Eddie Wood
- Born:: November 29, 1879 Indiana, Pennsylvania, U.S.
- Died:: April 29, 1926 (aged 46) Indiana, Pennsylvania, U.S.

Career information
- Position(s): End
- College: Washington & Jefferson

Career history

As player
- 1895–1901: Latrobe Athletic Association
- 1898: Western Pennsylvania All-Stars
- 1902: Philadelphia Phillies
- 1903: Franklin Athletic Club
- 1904–06: Latrobe Athletic Association
- 1906: Canton Bulldogs

Career highlights and awards
- 3× W. Pennsylvania champ (1903, 1904, 1905); World Series of Football Champion (1903); "Westmoreland County Champs" (1895);

= Eddie Wood =

American football player

Edwin Kimmell Wood (November 29, 1879 – April 29, 1926) was an early professional football player for the Latrobe Athletic Association, the Franklin Athletic Club and finally for the Canton Bulldogs of the "Ohio League". He also played on Dave Berry's Western Pennsylvania All-Star team, a collection of early football star players, that was designed to compete with the star-heavy Duquesne Country and Athletic Club on December 3, 1898, at Exposition Park in Pittsburgh. In 1902 he played in the first National Football League for the Philadelphia Phillies. He also played for Franklin when it won the 1903 World Series of Football over the Watertown Red & Black at Madison Square Garden. Wood later became one of the first professional players to catch forward passes when they became legal in 1906.

==1906 scandal==
Wood had a brief, but memorable, stint with the Canton Bulldogs. He played in just one game for team in 1906, but the game was for the "Ohio League" championship and was fought against Canton's rival, the Massillon Tigers. Wood was hired by Bulldogs coach, Blondy Wallace, to play in the game after a player named "Gilchrist" became injured. The game resulted in a 13-6 Canton loss and the events following the game later became known as the Canton Bulldogs–Massillon Tigers betting scandal. Wood was hinted as being persuaded by Wallace to throw the game for a profit in a, historically dismissed, 1934 book by Dr. Harry March entitled, Pro Football: Its Ups and Downs.

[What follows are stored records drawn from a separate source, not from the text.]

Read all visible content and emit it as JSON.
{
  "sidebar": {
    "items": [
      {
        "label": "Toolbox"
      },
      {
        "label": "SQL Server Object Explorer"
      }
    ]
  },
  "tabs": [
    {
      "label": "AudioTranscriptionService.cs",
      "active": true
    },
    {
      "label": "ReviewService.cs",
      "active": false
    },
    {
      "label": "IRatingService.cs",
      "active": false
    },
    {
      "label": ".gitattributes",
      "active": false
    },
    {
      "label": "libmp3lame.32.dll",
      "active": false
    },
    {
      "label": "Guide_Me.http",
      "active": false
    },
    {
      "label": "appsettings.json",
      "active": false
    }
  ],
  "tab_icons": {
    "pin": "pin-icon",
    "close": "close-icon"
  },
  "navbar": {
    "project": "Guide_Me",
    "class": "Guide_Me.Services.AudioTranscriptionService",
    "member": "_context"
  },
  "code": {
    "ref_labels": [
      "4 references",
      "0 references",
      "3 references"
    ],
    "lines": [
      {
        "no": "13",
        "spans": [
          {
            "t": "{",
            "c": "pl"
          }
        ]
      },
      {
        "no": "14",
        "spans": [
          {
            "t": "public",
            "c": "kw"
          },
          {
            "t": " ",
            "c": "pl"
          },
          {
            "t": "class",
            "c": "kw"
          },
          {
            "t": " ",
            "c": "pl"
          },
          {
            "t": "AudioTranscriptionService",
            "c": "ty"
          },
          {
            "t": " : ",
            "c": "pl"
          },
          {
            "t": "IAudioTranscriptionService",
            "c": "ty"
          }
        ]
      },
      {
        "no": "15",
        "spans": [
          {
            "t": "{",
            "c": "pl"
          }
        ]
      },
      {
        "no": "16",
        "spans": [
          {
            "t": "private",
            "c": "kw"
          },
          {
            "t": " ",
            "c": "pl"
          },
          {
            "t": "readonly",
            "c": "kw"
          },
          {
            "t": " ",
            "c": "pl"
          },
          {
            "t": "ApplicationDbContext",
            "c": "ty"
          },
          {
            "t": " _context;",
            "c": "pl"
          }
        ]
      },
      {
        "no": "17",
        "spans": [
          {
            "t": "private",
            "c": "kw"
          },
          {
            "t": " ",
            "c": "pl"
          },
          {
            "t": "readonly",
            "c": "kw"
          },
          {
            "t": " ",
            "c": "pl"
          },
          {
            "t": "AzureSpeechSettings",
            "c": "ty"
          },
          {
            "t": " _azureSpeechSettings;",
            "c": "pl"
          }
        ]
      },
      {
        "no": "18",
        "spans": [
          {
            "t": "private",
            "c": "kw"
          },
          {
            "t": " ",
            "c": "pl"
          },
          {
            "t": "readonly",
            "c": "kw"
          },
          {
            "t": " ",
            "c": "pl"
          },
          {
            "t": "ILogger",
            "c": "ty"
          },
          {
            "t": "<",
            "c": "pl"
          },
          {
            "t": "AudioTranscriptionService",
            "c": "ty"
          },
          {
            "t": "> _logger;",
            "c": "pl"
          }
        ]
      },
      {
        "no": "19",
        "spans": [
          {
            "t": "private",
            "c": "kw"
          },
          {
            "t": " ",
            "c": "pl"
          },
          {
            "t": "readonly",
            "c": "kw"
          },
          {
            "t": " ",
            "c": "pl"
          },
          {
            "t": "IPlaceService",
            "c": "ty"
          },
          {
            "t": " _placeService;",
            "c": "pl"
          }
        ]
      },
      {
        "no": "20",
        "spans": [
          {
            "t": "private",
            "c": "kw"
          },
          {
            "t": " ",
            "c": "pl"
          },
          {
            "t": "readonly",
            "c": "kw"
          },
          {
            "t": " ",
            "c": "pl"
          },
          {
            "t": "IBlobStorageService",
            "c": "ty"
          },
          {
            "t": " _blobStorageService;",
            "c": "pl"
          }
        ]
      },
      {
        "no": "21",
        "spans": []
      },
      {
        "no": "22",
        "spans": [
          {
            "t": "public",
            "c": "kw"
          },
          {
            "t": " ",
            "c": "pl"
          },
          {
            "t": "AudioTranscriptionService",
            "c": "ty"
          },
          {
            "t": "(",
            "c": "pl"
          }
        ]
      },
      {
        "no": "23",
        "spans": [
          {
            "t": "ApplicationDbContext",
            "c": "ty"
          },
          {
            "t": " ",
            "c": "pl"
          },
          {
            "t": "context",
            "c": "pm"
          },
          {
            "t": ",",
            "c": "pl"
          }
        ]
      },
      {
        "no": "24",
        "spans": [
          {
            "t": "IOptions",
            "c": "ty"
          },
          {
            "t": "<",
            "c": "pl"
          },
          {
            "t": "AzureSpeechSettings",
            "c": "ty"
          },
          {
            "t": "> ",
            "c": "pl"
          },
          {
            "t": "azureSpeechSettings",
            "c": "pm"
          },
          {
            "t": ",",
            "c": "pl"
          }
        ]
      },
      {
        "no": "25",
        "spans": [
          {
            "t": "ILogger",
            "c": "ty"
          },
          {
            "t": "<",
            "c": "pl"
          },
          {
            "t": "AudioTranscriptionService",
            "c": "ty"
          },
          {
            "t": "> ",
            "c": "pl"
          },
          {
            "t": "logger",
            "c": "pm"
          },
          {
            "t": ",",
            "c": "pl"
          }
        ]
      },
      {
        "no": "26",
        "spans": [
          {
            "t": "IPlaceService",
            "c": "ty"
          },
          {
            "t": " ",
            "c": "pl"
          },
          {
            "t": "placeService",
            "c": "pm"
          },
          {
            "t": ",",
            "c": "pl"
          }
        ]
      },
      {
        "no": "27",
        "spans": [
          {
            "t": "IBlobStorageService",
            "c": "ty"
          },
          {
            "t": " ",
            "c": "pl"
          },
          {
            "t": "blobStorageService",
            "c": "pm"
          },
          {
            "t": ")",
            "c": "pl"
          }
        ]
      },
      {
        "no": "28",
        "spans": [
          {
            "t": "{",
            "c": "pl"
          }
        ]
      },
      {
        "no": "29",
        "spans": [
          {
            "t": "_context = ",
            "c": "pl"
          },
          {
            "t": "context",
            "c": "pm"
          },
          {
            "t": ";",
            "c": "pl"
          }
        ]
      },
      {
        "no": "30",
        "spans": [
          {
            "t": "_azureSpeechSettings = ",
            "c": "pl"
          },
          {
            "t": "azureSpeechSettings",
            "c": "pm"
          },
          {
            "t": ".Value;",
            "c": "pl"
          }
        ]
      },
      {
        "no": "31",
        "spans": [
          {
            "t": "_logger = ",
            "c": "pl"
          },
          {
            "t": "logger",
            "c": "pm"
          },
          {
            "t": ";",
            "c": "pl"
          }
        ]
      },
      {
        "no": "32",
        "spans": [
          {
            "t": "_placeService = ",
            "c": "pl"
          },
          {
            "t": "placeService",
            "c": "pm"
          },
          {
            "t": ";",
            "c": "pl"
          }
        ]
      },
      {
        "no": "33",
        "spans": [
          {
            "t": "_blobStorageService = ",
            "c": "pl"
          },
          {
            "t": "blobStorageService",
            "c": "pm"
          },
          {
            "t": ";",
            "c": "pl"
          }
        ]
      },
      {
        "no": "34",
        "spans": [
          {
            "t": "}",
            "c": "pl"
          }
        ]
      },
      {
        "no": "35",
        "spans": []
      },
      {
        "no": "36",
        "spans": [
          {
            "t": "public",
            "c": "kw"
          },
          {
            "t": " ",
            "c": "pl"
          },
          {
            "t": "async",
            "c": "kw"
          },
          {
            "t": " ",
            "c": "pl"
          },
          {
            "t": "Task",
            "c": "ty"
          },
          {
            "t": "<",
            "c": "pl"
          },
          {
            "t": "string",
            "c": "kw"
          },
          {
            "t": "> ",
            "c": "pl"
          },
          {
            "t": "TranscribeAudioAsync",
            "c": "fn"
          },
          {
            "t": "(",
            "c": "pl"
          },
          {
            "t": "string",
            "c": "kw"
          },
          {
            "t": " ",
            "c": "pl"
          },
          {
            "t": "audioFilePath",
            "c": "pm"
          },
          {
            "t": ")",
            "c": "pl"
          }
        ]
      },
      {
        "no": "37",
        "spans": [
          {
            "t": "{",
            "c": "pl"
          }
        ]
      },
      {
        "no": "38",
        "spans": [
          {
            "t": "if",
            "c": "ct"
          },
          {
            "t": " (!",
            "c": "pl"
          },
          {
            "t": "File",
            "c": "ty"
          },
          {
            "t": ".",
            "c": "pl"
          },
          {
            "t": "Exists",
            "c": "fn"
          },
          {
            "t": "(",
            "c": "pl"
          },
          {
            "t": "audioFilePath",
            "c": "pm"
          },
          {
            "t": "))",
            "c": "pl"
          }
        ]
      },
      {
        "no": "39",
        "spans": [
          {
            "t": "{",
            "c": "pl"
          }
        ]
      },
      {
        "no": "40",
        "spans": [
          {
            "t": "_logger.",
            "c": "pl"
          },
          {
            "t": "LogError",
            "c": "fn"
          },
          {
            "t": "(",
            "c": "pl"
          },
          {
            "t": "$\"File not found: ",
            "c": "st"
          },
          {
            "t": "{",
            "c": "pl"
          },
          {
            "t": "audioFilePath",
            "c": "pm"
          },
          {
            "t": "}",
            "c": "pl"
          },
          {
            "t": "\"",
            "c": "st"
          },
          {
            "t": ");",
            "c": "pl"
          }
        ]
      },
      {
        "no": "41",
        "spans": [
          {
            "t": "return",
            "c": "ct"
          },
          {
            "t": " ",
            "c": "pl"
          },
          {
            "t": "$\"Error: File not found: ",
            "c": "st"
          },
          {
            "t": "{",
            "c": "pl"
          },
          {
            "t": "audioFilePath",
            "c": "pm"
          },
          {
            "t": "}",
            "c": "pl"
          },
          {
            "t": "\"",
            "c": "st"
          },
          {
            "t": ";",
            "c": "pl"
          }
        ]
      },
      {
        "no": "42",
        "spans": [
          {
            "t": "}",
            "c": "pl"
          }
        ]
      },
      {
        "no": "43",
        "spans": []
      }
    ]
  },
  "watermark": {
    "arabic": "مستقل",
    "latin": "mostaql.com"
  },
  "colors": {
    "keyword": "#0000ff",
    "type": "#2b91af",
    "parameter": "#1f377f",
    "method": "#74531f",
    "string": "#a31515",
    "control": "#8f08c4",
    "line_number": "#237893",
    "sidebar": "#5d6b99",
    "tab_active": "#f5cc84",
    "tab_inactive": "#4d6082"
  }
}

Of the incident, March stated that Wallace persuaded a Canton player to deliberately throw the game. When accused by his teammates this player said he had simply obeyed orders. The player then quickly left town, on the first available train, while still in his uniform. However, this player, mentioned by March, was obviously Eddie Wood of Latrobe. March gave the impression that he was running for his life from angry fans and teammates, however, even before the second Canton-Massillon game began, it was announced that Wood would be on the first train back to Latrobe once the game ended. Not to mention that when Wood returned on the following Thursday with the Latrobe team, he was not attacked by the fans or his teammates. Also during the second Canton-Massillon game, Wood scored the Bulldogs only score of the game. As for following Wallace's orders, Wood often crashed the middle of the field on defense, allowing the Tigers to escape outside. However, Massillon was historically known for running up the middle of field.

==First forward pass==
Wood was erroneously credited for catching the first forward pass in pro football by Harry March in his book Pro Football: Its Ups and Downs. During the second game of the Bulldogs-Tigers scandal on November 24, 1906, Wood reportedly caught a couple of the new forward passes. March somehow stated that those catches in a championship game, at the end of the season, were very first catches in professional football. It was later discovered that Peggy Parratt threw an earlier recorded pass to Bullet Riley on October 25, for professional football's first forward pass. A second recorded pass was thrown to Clark Schrontz two days later.